Home Regional Dampak El Nino, Petani di Lombok Barat Sedot Air dari Sumur

Dampak El Nino, Petani di Lombok Barat Sedot Air dari Sumur

Lombok Barat, Gatra.com - Dampak elnino yang berkepanjangan saat ini sangat terasa bagi perputaran ekonomi masyarakat umumnya dan para petani kususnya. Mereka sangat terpukul akan ketersediaan air irigasi untuk suplay bagi tanaman kebutuhan pokok masyarakat seperti padi, jagung, kacang-kacangan, palwija, umbi-umbian dan lainnya. Semua itu berpotensi mengakibatkan gagal panen, jika kecukupan air tidak terpenuhi dengan baik.

Di Desa Lembar Utara, Kecamatan Lembar, Kabupaten Lombok Barat pada umumnya, ditemukan banyak hamparan sawah milik petani setempat hanya menyisakan debu, tanah pertanian banyak yang retak-retak karena sama sekali tak pernah tersentuh air. Air irigasi pertanian yang diharap tidak bisa banyak membantu. Disamping sejumlah aliran air sungai yang kecil, bahkan kering tidak bisa berharap terlalu banyak. Kecuali itu bendungan atau Dam Irigasi penampung air juga tidak tersedia di daerah, yang lebih dikenal dengan kawasan pelabuhan laut ini.

Sepanjang perjalanan dari Pelabuhan Lembar menuju Kota Mataram, banyak terpotret petani yang tengah mengairi lahan pertanian miliknya yang tandus, menggunakan sedotan air sumur memakai mesin hanya sekadar untuk mengairi sawahnya.

Salah seorang warga Desa Lembar Utara Amaq Rinamin (60) mengaku harus bersusah payah dari pagi hingga sore hari untuk mengairi lahannya, sebanyak lima petak yang masih ditumbuhi jagung setinggi mata kaki orang dewasa.

“Jika ini tidak dilakukan, akan berakibat vatal, dimana potensi layu dan kematian tanaman jagung akan sangat besar dan merugi.
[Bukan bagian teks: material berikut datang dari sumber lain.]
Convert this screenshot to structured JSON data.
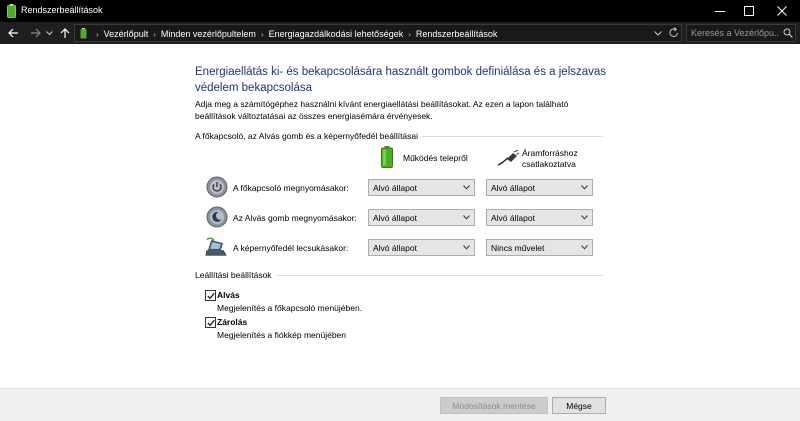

Kami merugi karena jika dibandingkan dengan harga bibit, pengolahan lahan produksi dan biaya tenaga kerja tidak sedikit harus dikeluarkan,” ujarnya, Selasa (3/10).

Petani yang hampir separuh hidupnya untuk bertani ini juga menyebut, biaya pengisian BBM yang setiap harinya harus dikeluarkan hingga Rp100 ribu. Dalam sebulan bisa dibayangkan cukup besar biaya keseluruhan yang dihabiskan, untuk pengairan saja. Belum lagi harus berpikir untuk biaya perawatan pemupukan hingga pasca panen.

Amaq juga harus memperhatikan tanaman lain, seperti sayur-mayur, padi kacang-kacangan. Ia merasa betapa susahnya petani saat ini menghadapi musim kemarau berkepanjangan yang juga belum ada tanda-tanda hujan akan turun.

Amaq masih bersyukur karena ada harapan lain yang bisa jadi penopang kehidupannya bersama anggota keluarganya. Ia mengaku memelihara unggas dan dua ekor sapi untuk bisa bertahan hidup dan keperluan pendidikan bagi anak-anaknya. 
“Kalau mendesak terpaksa harus dijual,” katanya.

Kesulitan air irigasi yang sama juga dialami Ramli, petani Kebon Reong, Desa Kuranji, Kecamatan Labuapi, Lombok Barat. Ramli yang pernah lama sebagai Pekerja Migran Indonesia (PMI) di negeri Jiran Malaysia ini terpaksa harus mengambil air menggunakan mesin pompa, untuk mengairi tanaman padinya yang baru berumur seminggu. Jika tidak diairi, potensi kerugian hingga gagal panen sudah pasti akan terjadi.

“Tiap hari tanaman padi ini harus diairi. Beruntung sumur yang digalinya dengan kedalaman 12 meter masih banyak menyimpan air. Jika malam hari hingga pagi, air sumur bisa penuh, tapi nyaris habis karena digunakan untuk mengairi sawah,” tutur Ramli.

Ramli juga mengaku tidak sedikit biaya yang dikeluarkan untuk memompa air. Menurutnya, rata-rata biaya dikeluarkan Rp100 ribu lebih untuk membeli 10 liter bensin setiap harinya. 

“Ini sangat lah ironi dengan kondisi saat ini dimana banyak petani membutuhkan biaya ekstra untuk pengolahan produksi tanamannya. Dampak Elnino musim kemarau berkepanjangan saat ini makin menambah biaya yang harus dikeluarkan,” katanya.

Ia berharap pemerintah dapat mencari solusinya agar kebutuhan air bagi petani tidak terlalu memberatkan.